Depois da derrota história frente à Venezuela (veja o gol – texto 1), a Argentina precisava da vitória diante da lanterninha Bolívia, a fim de a crise que começava a rondar a equipe se dissipasse. Porém, ela aumentou ainda mais. Outra surpresa ocorreu nas Eliminatórias Africanas. Lesoto conseguiu vencer Burundi e leva a vantagem para o segundo jogo. Os tanzanianos foram até o Chade e também voltaram com três pontos. Boa leitura!

Retranca boliviana leva a melhor

Argentina x Bolívia

Cerca de 40.000 torcedores pagaram ingressos, mas não lotaram o estádio Monumental de Nuñez (57.921 lugares), em Buenos Aires, para acompanhar a seleção anfitriã na partida diante da fraca Bolívia. Desde o pontapé inicial, ficou claro que a estratégia dos visitantes era somente se defender. Detalhe que a Bolívia havia disputado dez partidas em 2011, sem nenhuma vitória, quatro empates e seis derrotas.

Num primeiro tempo sem grandes emoções, a Argentina era dona das poucas chances claras de gol, já que a Bolívia se limitava a dar chutões para o campo de ataque, na esperança de o atacante Marcelo Moreno, do Shaktar Donetsk (Ucrânia) – jogou no Cruzeiro-MG –, resolvesse a parada diante dos zagueiros argentinos. Os anfitriões tinham bastante dificuldade de furar a retranca boliviana, não conseguindo trocar passes em velocidade.

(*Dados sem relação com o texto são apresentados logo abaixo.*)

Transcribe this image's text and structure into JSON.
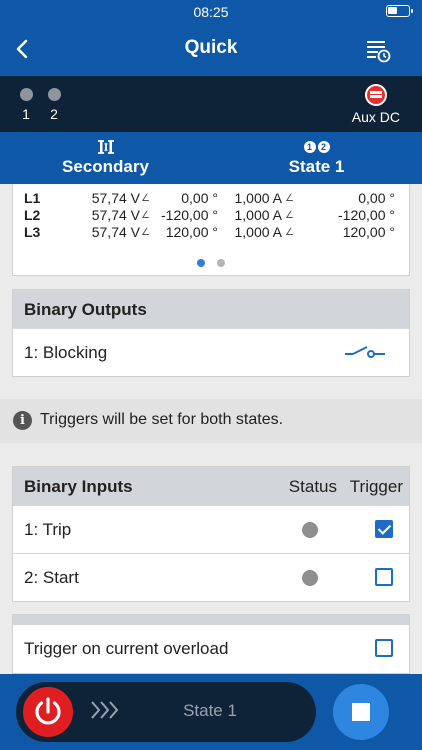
{
  "status": {
    "time": "08:25"
  },
  "header": {
    "title": "Quick"
  },
  "band": {
    "states": [
      {
        "num": "1"
      },
      {
        "num": "2"
      }
    ],
    "aux_label": "Aux DC"
  },
  "tabs": [
    {
      "label": "Secondary",
      "icon": "secondary-icon"
    },
    {
      "label": "State 1",
      "icon": "state-1-2-icon",
      "badges": [
        "1",
        "2"
      ]
    }
  ],
  "values": {
    "rows": [
      {
        "phase": "L1",
        "voltage": "57,74 V",
        "v_angle": "0,00 °",
        "current": "1,000 A",
        "c_angle": "0,00 °"
      },
      {
        "phase": "L2",
        "voltage": "57,74 V",
        "v_angle": "-120,00 °",
        "current": "1,000 A",
        "c_angle": "-120,00 °"
      },
      {
        "phase": "L3",
        "voltage": "57,74 V",
        "v_angle": "120,00 °",
        "current": "1,000 A",
        "c_angle": "120,00 °"
      }
    ],
    "angle_symbol": "∠"
  },
  "binary_outputs": {
    "title": "Binary Outputs",
    "items": [
      {
        "label": "1: Blocking",
        "icon": "switch-open-icon"
      }
    ]
  },
  "info": {
    "text": "Triggers will be set for both states."
  },
  "binary_inputs": {
    "title": "Binary Inputs",
    "status_label": "Status",
    "trigger_label": "Trigger",
    "items": [
      {
        "label": "1: Trip",
        "trigger": true
      },
      {
        "label": "2: Start",
        "trigger": false
      }
    ]
  },
  "overload": {
    "label": "Trigger on current overload",
    "checked": false
  },
  "bottom": {
    "state_label": "State 1"
  },
  "colors": {
    "primary": "#0f58a8",
    "dark": "#0e2338",
    "accent": "#2f86e0",
    "danger": "#e01e22"
  }
}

Aos 21 minutos, a Argentina teve grande oportunidade. Numa das raras investidas ofensivas da Bolívia, os meias Rudy Cardozo, do Bolívar (Bolívia), e Jaime Robles, do Aurora (Bolívia), tentaram envolver a marcação adversária. Porém, este último foi desarmado, proporcionando a Messi receber passe em condições de puxar o contra-ataque.

Com velocidade, o craque argentino carregou a bola, já observando o posicionamento de Gonzalo Higuaín, do Real Madrid (Espanha), que se infiltrava pelas costas do zagueiro Ronald Rivero, do Shenzen Ruby (China), na direita.  O outro defensor, Luis Méndez, do The Strongest (Bolívia), também acompanhava o lance, se posicionando à frente de Messi.

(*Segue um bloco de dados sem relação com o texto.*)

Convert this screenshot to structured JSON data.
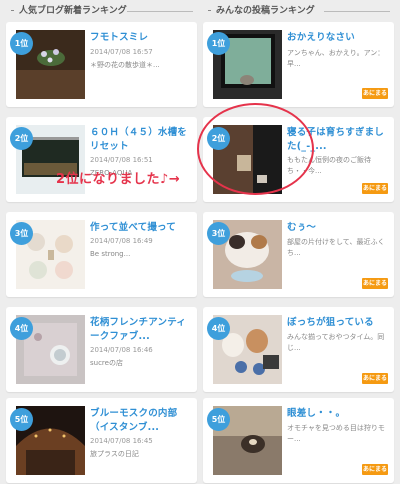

O camisa 10 da Argentina serviu Higuaín, mas tomou trombada de Rivero, que deixou o atacante do Real Madrid livre, dentro da área. O bom atleta argentino caminhou com a bola dominada e tocou rasteiro, cruzado, na saída do goleiro Carlos Erwin Arias, atleta do Córdoba (Espanha), para abrir o placar! Quando Higuaín já comemorava, percebeu que o juiz equatoriano Carlos Vera havia marcado falta em Messi. Torcedores e jogadores argentinos ficaram revoltados com o árbitro, que errou no lance, pois deveria ter dado a vantagem!

Seis minutos depois, a Argentina quase se aproveitou de outra falha da Bolívia. Um zagueiro se enrolou com a bola, que se ofereceu para o meia Javier Pastore, do PSG (França). Rapidamente, ele tocou para Messi, que ficou no mano a mano com o zagueiro Luis Gutiérrez, do Oriente Petrolero (Bolívia). Porém, o argentino chutou fraco, para boa defesa de Arias.

No último suspiro do primeiro tempo, por volta dos 34 minutos, os donos da casa chegaram ainda mais perto de inaugurar o marcador. O zagueiro Martín Demichelis, do Málaga (Espanha), tocou para Pastore, que mostrou toda a sua habilidade e colocou a bola por entre as pernas do meia Wálter Flores, do Bolívar. Com a bola dominada e espaço para finalização, o atleta de 22 anos mandou ver, de fora da área. A bola explodiu na trave esquerda do gol de Arias, que saltou só para aparecer na foto!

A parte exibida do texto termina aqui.